35+ Years Of Experience & E-Discovery
I’m starting a new business but not sure that it will be immediately successful. Should I start as a solo and later convert to an limited liability company or a corporation once the business is established?

NO!  Even if your business is not a huge money making endeavor right from the start, you are better off starting as a limited liability company or S-corp (small corporation).  One of the major benefits of having an entity as the owner of the business instead of just you as an individual is that  liability for any issues that arise are with the entity and not you as an individual.  This means your personal assets (savings, income acquired outside the business, etc.) are protected from any claims of anyone because of the operation of your business.  

Should I consider using another state like Delaware or Nevada for my business?

North Carolina is the best choice as the state in which to start your business if you are based in North Carolina.

Do I need more than one person to form a limited liability company or s-corp?

No, single member limited liability companies and corporations who make the s-corp selection are valid and still protect the owner from the possibility of subjecting their personal assets to any liability that the company might incur.

Does my limited liability company have to file a separate tax return?

Both limited liability companies and s-corps are “pass through” entities for income tax purposes.  The income from the business is shown on the personal income tax return of the owners.

If I’m part of a partnership and want out, can we just decide to stop working together and shake hands on the division of assets?

For all concerned, a partnership should be dissolved using a written agreement that details the intention of each partner to end the relationship and how the assets and debts will be divided.  It doesn’t have to be a long or complicated document, but it is always best to have as much detail as possible so that if issues arise later there is something to refresh everyone’s memories.
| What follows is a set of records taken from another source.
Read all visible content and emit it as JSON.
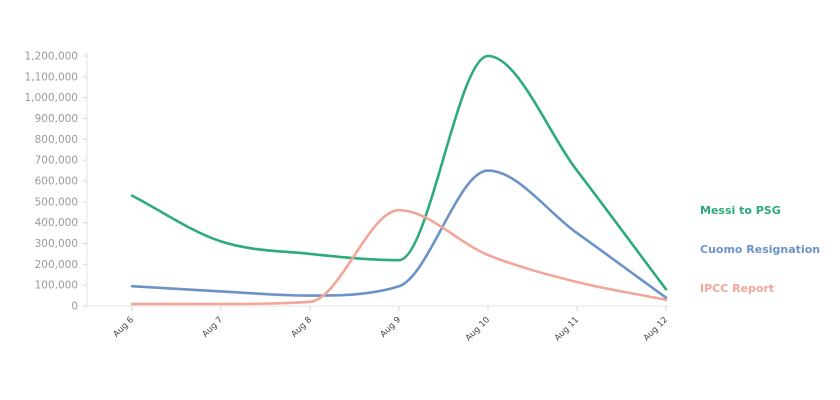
{
  "chart_data": {
    "type": "line",
    "categories": [
      "Aug 6",
      "Aug 7",
      "Aug 8",
      "Aug 9",
      "Aug 10",
      "Aug 11",
      "Aug 12"
    ],
    "yticks": [
      "0",
      "100,000",
      "200,000",
      "300,000",
      "400,000",
      "500,000",
      "600,000",
      "700,000",
      "800,000",
      "900,000",
      "1,000,000",
      "1,100,000",
      "1,200,000"
    ],
    "ylim": [
      0,
      1200000
    ],
    "grid": false,
    "legend_position": "right",
    "series": [
      {
        "name": "Messi to PSG",
        "color": "#2eaa7b",
        "values": [
          530000,
          310000,
          250000,
          220000,
          1200000,
          650000,
          80000
        ]
      },
      {
        "name": "Cuomo Resignation",
        "color": "#6c93c7",
        "values": [
          95000,
          70000,
          50000,
          95000,
          650000,
          350000,
          40000
        ]
      },
      {
        "name": "IPCC Report",
        "color": "#f2a698",
        "values": [
          10000,
          10000,
          20000,
          460000,
          245000,
          115000,
          30000
        ]
      }
    ]
  }
}
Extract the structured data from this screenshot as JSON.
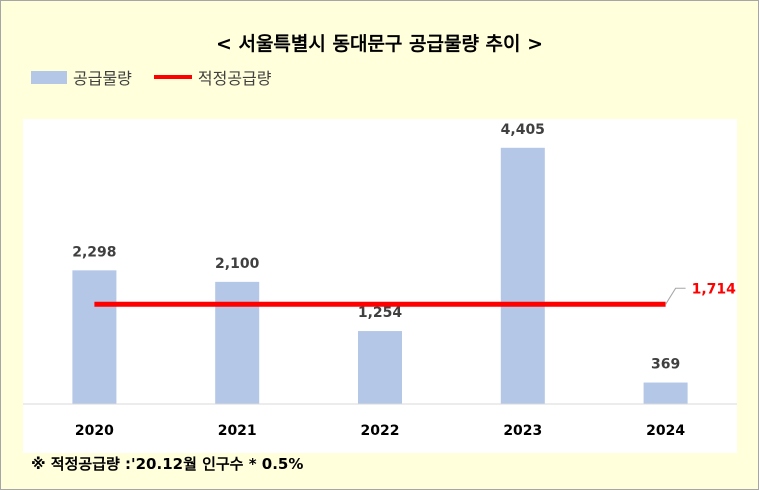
{
  "title": "< 서울특별시 동대문구 공급물량 추이 >",
  "legend": {
    "bar_label": "공급물량",
    "line_label": "적정공급량"
  },
  "footnote": "※ 적정공급량 :'20.12월 인구수 * 0.5%",
  "colors": {
    "bar": "#B4C7E7",
    "line": "#FF0000",
    "background": "#FFFFDB",
    "plot_background": "#FFFFFF"
  },
  "chart_data": {
    "type": "bar",
    "categories": [
      "2020",
      "2021",
      "2022",
      "2023",
      "2024"
    ],
    "series": [
      {
        "name": "공급물량",
        "type": "bar",
        "values": [
          2298,
          2100,
          1254,
          4405,
          369
        ],
        "labels": [
          "2,298",
          "2,100",
          "1,254",
          "4,405",
          "369"
        ]
      },
      {
        "name": "적정공급량",
        "type": "line",
        "values": [
          1714,
          1714,
          1714,
          1714,
          1714
        ],
        "end_label": "1,714"
      }
    ],
    "ylim": [
      0,
      4900
    ],
    "grid": false,
    "legend_position": "top-left"
  }
}
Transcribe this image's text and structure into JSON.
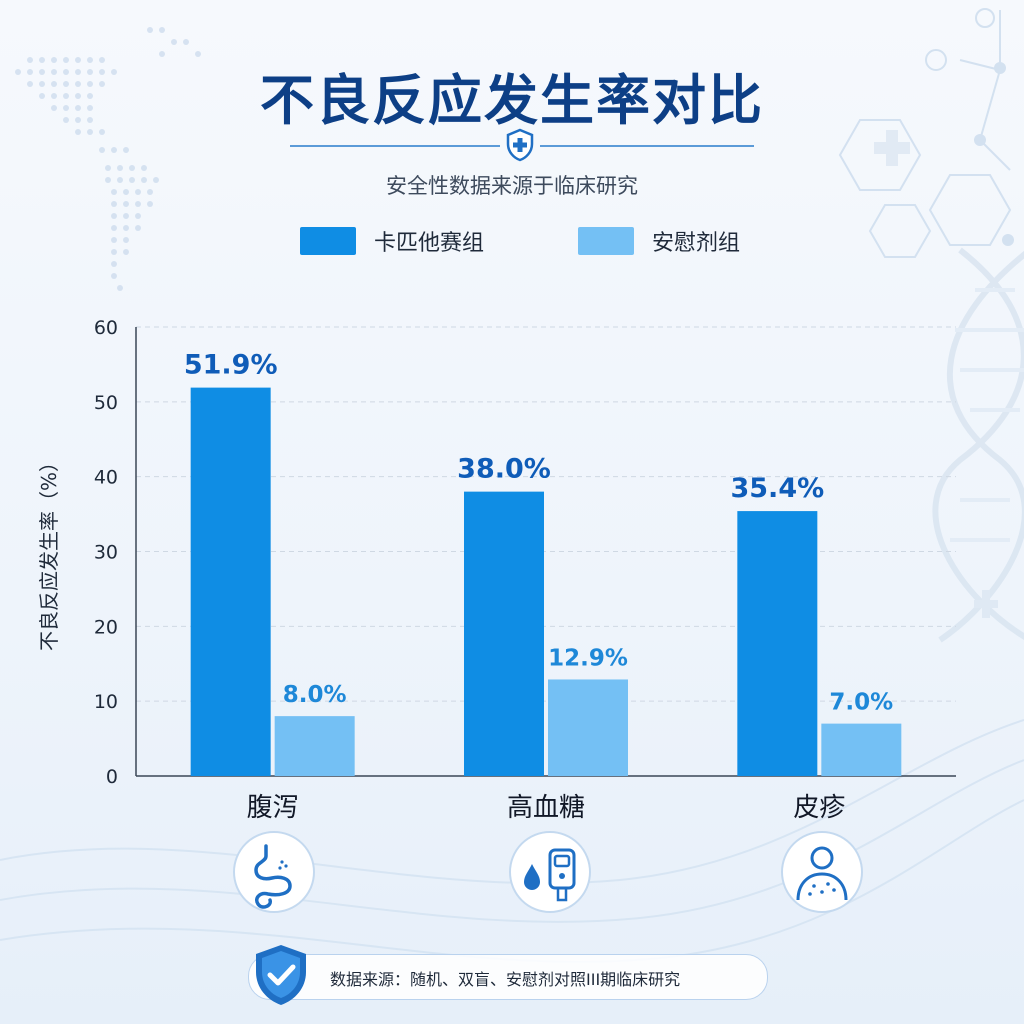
{
  "title": "不良反应发生率对比",
  "subtitle": "安全性数据来源于临床研究",
  "footer": {
    "source": "数据来源：随机、双盲、安慰剂对照III期临床研究"
  },
  "colors": {
    "drug": "#0f8de4",
    "placebo": "#74c0f4",
    "label_drug": "#0f5cb8",
    "label_placebo": "#1e88d8",
    "title": "#0d3f86"
  },
  "icons": [
    "intestine-icon",
    "blood-glucose-meter-icon",
    "skin-rash-icon"
  ],
  "chart_data": {
    "type": "bar",
    "title": "不良反应发生率对比",
    "subtitle": "安全性数据来源于临床研究",
    "ylabel": "不良反应发生率（%）",
    "xlabel": "",
    "ylim": [
      0,
      60
    ],
    "yticks": [
      0,
      10,
      20,
      30,
      40,
      50,
      60
    ],
    "categories": [
      "腹泻",
      "高血糖",
      "皮疹"
    ],
    "series": [
      {
        "name": "卡匹他赛组",
        "values": [
          51.9,
          38.0,
          35.4
        ],
        "labels": [
          "51.9%",
          "38.0%",
          "35.4%"
        ]
      },
      {
        "name": "安慰剂组",
        "values": [
          8.0,
          12.9,
          7.0
        ],
        "labels": [
          "8.0%",
          "12.9%",
          "7.0%"
        ]
      }
    ],
    "grid": "horizontal dashed",
    "legend": "top-center"
  }
}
How do I decide if I should form a limited liability company or a corporation?

That decision is very fact specific and best made after a discussion with your tax advisor or CPA and your business attorney.  

What happens to my business if I am unable to continue or die?

Under the best circumstances, you have created a succession plan for your business that includes details on who takes over in the case of your incapacity and/or death.  While you can designate in your will what happens to your business after you die, a better solution would be to have a document that is in the hands of your successor that can be used to carry on the day to day operation of the business in case your death is sudden and unexpected.  

Can I terminate my business location lease because COVID has made it unprofitable?

As with many legal questions, it depends.  The specific terms of the lease may define circumstances that will allow you to terminate the lease.  Additionally, the specific facts of the situation may allow for termination of the lease under “impossibility of performance” if the business is in person customer driven and a jurisdiction mandated the closing of the business for public health reasons.

Why do I need an operating agreement (by-laws for corporations)?

An operating agreement can detail not only how the business will operate generally but also include plans for continuation of the business if the owner (or one of the owners) in unable to continue working in the business or dies.  Operating agreements can be used to indicate to banks and other businesses you deal with that you have the authority for act on behalf of the business.  Operating agreements detail basic operation principals and can be used to change presumptions created by state law.